Where do you find inspiration? 

Donna

I am surrounded by really amazing girlfriends. Nearly all of whom are professional in some way shape or form. And in lots of different industries. I miss that because of COVID. That time over wine and talking about whatever project we're working on at our house or something that we bought or some store that we were out at...we don't have a lot of stimulation right now. So, I feel a little depleted in that area. I've been trying to be better at reading. I subscribe to a lot of newsletters mainly to see what other companies are doing and how other marketing entities are talking about things in the industry. 

My motivation to be more efficient is that I have a lot of things that I think are very important that need to be done. And so I'm motivated to find the best way to do that, I think. Inspiration is, for me at least, is finding those little sparks of enjoyment along the way. Work is not always everything we want to do, so I use a lot of humor. We're all gonna be fine. We should have fun with it. 

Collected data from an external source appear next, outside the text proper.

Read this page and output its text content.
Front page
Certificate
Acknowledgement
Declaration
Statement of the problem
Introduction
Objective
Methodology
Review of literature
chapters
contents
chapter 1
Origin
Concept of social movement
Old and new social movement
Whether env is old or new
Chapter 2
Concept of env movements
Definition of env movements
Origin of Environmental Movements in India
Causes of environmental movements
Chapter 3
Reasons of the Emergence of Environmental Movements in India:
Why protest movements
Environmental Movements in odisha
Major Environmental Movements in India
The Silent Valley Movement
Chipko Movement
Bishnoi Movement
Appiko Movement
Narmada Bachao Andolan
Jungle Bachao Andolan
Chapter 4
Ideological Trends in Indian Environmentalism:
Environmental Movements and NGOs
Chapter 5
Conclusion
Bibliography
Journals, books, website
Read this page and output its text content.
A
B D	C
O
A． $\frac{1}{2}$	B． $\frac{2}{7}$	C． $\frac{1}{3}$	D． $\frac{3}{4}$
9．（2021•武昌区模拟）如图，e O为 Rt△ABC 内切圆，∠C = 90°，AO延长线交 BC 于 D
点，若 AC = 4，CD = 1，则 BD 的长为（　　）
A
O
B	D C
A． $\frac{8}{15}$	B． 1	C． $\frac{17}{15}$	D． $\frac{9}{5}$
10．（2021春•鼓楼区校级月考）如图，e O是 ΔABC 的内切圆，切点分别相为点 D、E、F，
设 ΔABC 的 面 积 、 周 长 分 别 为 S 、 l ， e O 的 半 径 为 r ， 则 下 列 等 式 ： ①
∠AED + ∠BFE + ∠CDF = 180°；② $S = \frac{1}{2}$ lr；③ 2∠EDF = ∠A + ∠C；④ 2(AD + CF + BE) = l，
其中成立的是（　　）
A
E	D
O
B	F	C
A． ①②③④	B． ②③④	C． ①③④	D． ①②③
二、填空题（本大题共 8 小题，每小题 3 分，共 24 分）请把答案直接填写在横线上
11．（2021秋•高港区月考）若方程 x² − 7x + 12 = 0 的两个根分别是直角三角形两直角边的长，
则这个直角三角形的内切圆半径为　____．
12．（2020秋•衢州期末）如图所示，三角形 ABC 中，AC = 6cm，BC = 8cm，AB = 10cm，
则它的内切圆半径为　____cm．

Professionally for us alignment is important because we think that it finds a middle ground for everyone so people feel more bought in when working with sales and marketing teams or, often with groups in marketing people think that it’s too complicated. But there's a little magic and it comes down to people, if you actually talk to each other and we actually say this is what we're trying to do. We're basically moderators right. Just like a lot of your work. So, it feels like a very simple thing but it is very impactful for companies, and maybe part of it is the pause that you talked about, maybe part of it is just having someone else say what they're feeling. It's probably a lot of those things combined but it isn't rocket science. It is a methodology that works, and buy in, whether it's in your family or business gets everyone on the same page. And it allows you to do more with less, and that allows you to move faster together and allows everyone to feel fulfilled. 

Erin

Thank you though for all your insights.